Mr. Miller smiled broadly and with great joy. “Several years ago,” he said, “I knew that you would come here someday, or that if you didn’t come asking for that information, somebody else would. I expected that, and I hope I have prepared myself for your visit.”
AQHA file photo
The horse manager on the W.T. Waggoner Ranch in the early 1900s said Yellow Jacket was 15.2 hands tall, looked like he carried some Thoroughbred blood and had a good conformation and disposition.
Mr. Miller then related to us a story most unusual but most welcome to the ears of a pedigree researcher.
“Yellow Jacket was a most wonderful horse,” he said, “and several years ago, I realized only one man in the world probably knew the truth about the breeding of his dam. The man was Albert Leath, who at one time lived here in Hays County but moved away and had been gone for several years.”
Mr. Leath paid a visit to Mr. Miller, however, and told the story of the mare’s breeding. Mr. Miller wrote the details on the back of an envelope, which he stored in a shoebox full of pedigree records.
At my visit, Mr. Miller went to a closet and began searching through the shelves. In only a matter of minutes, he produced the box. He opened it anxiously and took from it paper after paper, examining each one slowly and carefully. Near the bottom, he found that envelope.

Thus, with profound gratitude to Mr. Miller, we are able to tell something, if not all, about the breeding of Yellow Jacket’s dam.
Mr. Leath had purchased a Spanish mare from an itinerant trader. She had come from some point south of San Antonio, possibly Mexico.

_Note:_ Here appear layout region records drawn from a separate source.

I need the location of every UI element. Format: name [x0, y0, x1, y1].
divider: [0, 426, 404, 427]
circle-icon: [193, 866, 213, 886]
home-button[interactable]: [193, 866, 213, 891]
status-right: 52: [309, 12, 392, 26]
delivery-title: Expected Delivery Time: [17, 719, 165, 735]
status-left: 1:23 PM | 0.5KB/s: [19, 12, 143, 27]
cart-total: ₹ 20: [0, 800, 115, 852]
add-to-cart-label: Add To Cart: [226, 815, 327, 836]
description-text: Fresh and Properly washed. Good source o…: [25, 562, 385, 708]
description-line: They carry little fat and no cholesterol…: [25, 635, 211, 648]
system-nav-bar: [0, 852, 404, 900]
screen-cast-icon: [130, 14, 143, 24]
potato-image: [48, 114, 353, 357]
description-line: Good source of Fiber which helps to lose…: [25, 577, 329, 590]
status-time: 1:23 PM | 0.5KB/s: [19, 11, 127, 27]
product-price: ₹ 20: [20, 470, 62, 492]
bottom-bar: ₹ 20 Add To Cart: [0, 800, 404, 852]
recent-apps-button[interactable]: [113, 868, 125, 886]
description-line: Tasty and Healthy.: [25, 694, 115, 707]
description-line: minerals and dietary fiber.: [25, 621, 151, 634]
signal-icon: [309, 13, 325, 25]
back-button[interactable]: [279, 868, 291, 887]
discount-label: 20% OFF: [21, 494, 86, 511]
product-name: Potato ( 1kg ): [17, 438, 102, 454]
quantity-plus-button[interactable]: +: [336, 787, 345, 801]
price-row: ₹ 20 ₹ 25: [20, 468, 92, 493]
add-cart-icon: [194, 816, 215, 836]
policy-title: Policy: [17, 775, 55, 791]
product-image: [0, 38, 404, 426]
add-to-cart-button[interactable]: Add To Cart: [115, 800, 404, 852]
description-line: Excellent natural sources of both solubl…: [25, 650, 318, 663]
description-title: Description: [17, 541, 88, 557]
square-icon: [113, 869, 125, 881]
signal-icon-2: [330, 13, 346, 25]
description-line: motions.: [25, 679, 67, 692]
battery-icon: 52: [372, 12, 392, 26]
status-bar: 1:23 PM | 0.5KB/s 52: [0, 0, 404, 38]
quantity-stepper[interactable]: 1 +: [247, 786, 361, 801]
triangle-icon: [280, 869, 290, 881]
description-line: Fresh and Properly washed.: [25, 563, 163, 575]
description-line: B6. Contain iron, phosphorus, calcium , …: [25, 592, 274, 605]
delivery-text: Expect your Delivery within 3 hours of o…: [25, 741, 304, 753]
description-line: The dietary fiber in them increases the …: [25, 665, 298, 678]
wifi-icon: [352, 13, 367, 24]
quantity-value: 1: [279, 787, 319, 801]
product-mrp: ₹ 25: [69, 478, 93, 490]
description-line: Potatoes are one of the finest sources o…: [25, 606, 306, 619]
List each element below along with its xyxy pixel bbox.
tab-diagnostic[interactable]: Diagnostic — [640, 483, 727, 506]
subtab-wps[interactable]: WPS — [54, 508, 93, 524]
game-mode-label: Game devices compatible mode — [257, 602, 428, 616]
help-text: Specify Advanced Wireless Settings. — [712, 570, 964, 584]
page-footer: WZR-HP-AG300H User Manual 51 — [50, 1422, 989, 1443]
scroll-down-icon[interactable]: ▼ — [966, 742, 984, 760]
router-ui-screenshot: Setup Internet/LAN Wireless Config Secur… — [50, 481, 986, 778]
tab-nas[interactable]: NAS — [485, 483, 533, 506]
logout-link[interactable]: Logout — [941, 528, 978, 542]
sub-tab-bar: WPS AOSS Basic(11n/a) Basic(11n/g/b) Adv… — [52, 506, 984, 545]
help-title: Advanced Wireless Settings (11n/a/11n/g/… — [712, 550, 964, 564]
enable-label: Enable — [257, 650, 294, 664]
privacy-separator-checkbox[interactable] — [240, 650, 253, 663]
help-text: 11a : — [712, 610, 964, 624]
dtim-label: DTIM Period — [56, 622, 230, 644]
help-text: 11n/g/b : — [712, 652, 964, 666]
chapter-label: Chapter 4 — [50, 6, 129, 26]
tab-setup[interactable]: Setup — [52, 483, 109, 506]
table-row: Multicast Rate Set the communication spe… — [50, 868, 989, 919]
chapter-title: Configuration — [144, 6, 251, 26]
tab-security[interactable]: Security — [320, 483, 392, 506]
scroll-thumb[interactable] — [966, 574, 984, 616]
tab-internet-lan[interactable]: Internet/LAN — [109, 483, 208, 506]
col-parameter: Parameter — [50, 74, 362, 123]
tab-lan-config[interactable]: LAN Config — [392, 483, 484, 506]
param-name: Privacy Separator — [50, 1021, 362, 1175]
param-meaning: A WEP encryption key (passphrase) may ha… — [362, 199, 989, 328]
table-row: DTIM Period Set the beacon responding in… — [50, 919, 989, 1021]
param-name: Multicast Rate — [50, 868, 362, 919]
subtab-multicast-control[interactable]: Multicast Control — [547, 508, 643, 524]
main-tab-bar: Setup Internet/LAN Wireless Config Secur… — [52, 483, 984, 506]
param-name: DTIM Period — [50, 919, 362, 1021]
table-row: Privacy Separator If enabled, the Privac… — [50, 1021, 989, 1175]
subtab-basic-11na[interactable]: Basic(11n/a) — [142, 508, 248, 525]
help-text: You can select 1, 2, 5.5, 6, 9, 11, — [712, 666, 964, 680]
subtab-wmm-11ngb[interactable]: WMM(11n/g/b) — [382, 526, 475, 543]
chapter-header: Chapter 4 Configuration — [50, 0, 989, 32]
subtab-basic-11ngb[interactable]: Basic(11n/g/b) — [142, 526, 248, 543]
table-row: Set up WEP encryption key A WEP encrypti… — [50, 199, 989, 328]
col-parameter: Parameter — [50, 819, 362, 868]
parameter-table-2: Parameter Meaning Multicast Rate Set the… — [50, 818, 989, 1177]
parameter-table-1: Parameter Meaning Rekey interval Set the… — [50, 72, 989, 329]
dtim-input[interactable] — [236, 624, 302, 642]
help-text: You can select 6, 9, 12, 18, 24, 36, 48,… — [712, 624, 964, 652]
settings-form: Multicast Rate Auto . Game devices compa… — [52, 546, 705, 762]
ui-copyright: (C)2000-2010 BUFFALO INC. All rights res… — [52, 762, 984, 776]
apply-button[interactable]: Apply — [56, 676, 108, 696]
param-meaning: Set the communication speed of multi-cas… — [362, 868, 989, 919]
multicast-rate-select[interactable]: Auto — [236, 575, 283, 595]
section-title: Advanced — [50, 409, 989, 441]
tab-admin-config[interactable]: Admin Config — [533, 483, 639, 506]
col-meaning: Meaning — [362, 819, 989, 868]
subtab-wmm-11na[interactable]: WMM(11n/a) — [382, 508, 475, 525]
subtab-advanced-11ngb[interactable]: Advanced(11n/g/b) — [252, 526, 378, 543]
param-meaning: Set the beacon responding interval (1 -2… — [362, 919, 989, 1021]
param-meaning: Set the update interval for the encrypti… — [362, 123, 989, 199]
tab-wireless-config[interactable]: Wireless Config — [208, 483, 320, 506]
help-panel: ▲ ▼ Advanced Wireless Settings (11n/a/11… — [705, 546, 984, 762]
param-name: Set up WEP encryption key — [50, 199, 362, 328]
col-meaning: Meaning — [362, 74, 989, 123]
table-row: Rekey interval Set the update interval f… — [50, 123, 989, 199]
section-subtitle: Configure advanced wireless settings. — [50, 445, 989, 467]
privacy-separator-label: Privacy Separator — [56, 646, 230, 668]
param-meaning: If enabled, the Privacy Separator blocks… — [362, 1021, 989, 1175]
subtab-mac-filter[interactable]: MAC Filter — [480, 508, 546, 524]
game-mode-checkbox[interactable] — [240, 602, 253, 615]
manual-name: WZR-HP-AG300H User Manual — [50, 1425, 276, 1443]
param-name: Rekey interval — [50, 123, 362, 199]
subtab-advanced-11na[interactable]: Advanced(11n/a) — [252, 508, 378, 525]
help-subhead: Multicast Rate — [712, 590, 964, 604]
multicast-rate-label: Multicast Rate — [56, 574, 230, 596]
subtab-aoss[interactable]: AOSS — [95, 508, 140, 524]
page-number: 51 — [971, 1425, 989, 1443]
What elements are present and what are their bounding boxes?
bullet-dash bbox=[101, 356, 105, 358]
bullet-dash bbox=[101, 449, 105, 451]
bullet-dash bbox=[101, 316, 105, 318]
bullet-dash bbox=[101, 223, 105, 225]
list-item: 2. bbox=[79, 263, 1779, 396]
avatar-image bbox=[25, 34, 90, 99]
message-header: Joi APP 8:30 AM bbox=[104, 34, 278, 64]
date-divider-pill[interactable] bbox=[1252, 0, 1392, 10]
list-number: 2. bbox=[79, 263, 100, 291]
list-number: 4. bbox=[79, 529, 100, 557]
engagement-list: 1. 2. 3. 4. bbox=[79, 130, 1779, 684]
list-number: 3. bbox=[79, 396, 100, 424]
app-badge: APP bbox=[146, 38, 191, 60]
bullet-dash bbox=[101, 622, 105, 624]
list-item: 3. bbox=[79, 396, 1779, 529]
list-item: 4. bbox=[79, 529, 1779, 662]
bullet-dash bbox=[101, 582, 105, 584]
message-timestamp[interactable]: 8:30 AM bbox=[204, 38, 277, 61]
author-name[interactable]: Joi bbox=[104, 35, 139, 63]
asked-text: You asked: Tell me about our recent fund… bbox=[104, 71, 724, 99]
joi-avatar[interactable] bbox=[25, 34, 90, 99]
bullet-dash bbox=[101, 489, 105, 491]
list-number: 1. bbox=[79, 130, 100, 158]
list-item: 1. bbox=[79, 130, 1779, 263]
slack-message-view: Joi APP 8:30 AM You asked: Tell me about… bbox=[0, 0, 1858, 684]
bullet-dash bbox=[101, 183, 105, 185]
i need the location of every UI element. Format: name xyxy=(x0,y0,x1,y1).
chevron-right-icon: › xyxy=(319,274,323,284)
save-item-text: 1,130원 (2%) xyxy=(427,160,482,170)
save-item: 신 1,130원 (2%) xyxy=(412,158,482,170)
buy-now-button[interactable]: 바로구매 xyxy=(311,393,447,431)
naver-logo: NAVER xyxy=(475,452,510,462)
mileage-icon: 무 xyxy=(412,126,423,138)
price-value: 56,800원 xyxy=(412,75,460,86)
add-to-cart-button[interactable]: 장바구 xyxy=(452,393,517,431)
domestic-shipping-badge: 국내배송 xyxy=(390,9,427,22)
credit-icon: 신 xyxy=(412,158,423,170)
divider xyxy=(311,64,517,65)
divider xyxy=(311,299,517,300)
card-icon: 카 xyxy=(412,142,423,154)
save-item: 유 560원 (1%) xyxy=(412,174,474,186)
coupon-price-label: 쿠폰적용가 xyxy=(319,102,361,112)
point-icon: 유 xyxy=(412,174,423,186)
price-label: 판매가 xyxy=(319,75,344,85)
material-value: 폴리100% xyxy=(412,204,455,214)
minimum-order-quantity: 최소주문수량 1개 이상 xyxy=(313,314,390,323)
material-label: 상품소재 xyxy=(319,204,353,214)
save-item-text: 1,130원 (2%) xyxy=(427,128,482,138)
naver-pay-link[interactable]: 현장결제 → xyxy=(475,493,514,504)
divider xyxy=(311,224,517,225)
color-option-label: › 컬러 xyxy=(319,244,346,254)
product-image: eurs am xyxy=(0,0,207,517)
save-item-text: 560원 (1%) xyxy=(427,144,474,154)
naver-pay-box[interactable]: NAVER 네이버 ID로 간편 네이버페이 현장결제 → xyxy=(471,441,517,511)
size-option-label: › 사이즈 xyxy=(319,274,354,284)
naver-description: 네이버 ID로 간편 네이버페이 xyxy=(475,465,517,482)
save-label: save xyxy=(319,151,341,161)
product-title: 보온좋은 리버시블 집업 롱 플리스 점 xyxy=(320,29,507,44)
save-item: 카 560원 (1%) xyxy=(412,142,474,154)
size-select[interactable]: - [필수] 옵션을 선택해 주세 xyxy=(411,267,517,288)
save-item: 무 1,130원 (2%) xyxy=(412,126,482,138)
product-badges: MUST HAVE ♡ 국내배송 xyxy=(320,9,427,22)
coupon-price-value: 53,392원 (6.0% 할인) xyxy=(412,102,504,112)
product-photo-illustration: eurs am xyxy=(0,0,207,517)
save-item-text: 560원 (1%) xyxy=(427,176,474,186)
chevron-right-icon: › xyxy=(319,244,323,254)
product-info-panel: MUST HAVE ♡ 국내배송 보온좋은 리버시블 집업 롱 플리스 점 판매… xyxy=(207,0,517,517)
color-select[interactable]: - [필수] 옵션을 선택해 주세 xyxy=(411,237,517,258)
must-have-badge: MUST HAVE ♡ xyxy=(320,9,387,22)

She was a mare of splendid conformation and proven performance capacity, a dun with a black stripe across her shoulders and down her back. There were stripes around her muscles and her legs.
Mr. Leath bred this mare to the late W.W. Lock’s Rondo, and to the cover of that preeminent foundation sire of the modern Quarter Horse, she foaled a yellow filly. Albert Leath sold this filly to his brother, Boone Leath, and then in the course of years, Boone Leath sold this daughter to Jim Barbee of Kyle.
Mr. Barbee then took this mare, equally as fine an individual and a performer as her mother, to the court of the Bunton Horse, also known as Little Rondo, Bunton’s Rondo and Rondo II, and a son of Lock’s Rondo. When mated with him, she foaled Yellow Jacket. Thus the mating of a son of Lock’s Rondo with a daughter of Lock’s Rondo produced the mighty Yellow Jacket.
It also developed in the course of our visit that not only did Mr. Miller well know this granddam and dam of Yellow Jacket, but that Mrs. Miller had frequently ridden Yellow Jacket’s dam when the mare was owned by Boone Leath, before she was sold to Mr. Barbee.
“I made many a trip on that mare to get the mail,” Mrs. Miller recalled.